In the past year, six men (86%) treated with the high dose and five (83%) in the low dose group remained free of bleeding events. The activity levels of factor VIII in these participants dropped proportionally with the years and continues to be in a therapeutic range.
The therapy’s safety profile was consistent with that previously reported, with no new adverse events and no withdrawals from the study. None of the participants developed factor VIII inhibitors or thrombotic events (those associated with the formation of blood clots that obstruct the blood flow).
The most common treatment-associated adverse events occurred early after treatment and included temporary infusion-associated reactions, and transient, asymptomatic, and mild-to-moderate increases in the levels of certain liver proteins.
“Each year of data increases our knowledge of safety and efficacy and contributes to the growing body of scientific data on gene therapies in general and hemophilia A in particular,” Pasi said.
“In just over four years since starting clinical trials in patients, we’ve submitted applications for marketing authorizations globally, and we continue to contribute to the growing body of scientific data in gene therapy for hemophilia A with five studies underway,” Fuchs said.
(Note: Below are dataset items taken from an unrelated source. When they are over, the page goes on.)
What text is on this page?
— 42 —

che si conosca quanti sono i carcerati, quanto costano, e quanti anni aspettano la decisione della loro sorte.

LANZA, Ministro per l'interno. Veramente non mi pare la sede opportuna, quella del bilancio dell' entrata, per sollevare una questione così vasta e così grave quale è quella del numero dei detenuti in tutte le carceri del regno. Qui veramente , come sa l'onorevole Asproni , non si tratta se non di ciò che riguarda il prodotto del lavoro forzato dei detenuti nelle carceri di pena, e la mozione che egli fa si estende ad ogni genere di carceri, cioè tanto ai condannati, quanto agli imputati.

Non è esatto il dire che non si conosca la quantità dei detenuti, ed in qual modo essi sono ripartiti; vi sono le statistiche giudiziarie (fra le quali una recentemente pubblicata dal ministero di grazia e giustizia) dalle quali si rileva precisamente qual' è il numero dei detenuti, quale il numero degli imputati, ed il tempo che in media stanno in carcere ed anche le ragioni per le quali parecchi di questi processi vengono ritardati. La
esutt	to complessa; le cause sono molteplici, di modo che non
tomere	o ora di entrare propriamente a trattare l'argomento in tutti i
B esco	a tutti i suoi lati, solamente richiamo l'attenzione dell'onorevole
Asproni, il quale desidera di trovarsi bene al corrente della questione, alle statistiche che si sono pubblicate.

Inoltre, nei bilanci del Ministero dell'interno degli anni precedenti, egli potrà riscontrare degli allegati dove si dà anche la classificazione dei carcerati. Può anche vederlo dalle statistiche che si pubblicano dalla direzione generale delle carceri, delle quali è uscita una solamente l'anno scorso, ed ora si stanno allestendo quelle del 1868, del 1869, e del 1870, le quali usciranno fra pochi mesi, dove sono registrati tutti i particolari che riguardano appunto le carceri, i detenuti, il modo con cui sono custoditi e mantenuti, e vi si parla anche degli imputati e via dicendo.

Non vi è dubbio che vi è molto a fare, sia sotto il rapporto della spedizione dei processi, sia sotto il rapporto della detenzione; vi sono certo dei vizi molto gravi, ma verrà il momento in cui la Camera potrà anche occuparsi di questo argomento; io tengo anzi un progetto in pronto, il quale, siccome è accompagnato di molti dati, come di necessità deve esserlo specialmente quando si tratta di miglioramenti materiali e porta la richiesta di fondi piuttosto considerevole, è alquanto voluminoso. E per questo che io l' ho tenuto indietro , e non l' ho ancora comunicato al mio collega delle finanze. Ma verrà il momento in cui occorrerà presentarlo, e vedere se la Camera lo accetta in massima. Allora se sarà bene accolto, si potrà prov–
Valoctocogene roxaparvovec previously received breakthrough therapy designation from the FDA, as well as priority medicines, or PRIME, designation from the EMA. It also was granted orphan drug designation by both regulatory agencies.
Both U.S. and European Union applications were based on the Phase 1/2 trial’s three-year data and on an early analysis of the ongoing Phase 3 GENEr8-1 trial (NCT03370913). BioMarin expects to announce GENEr8-1’s one-year data in the first quarter of 2021.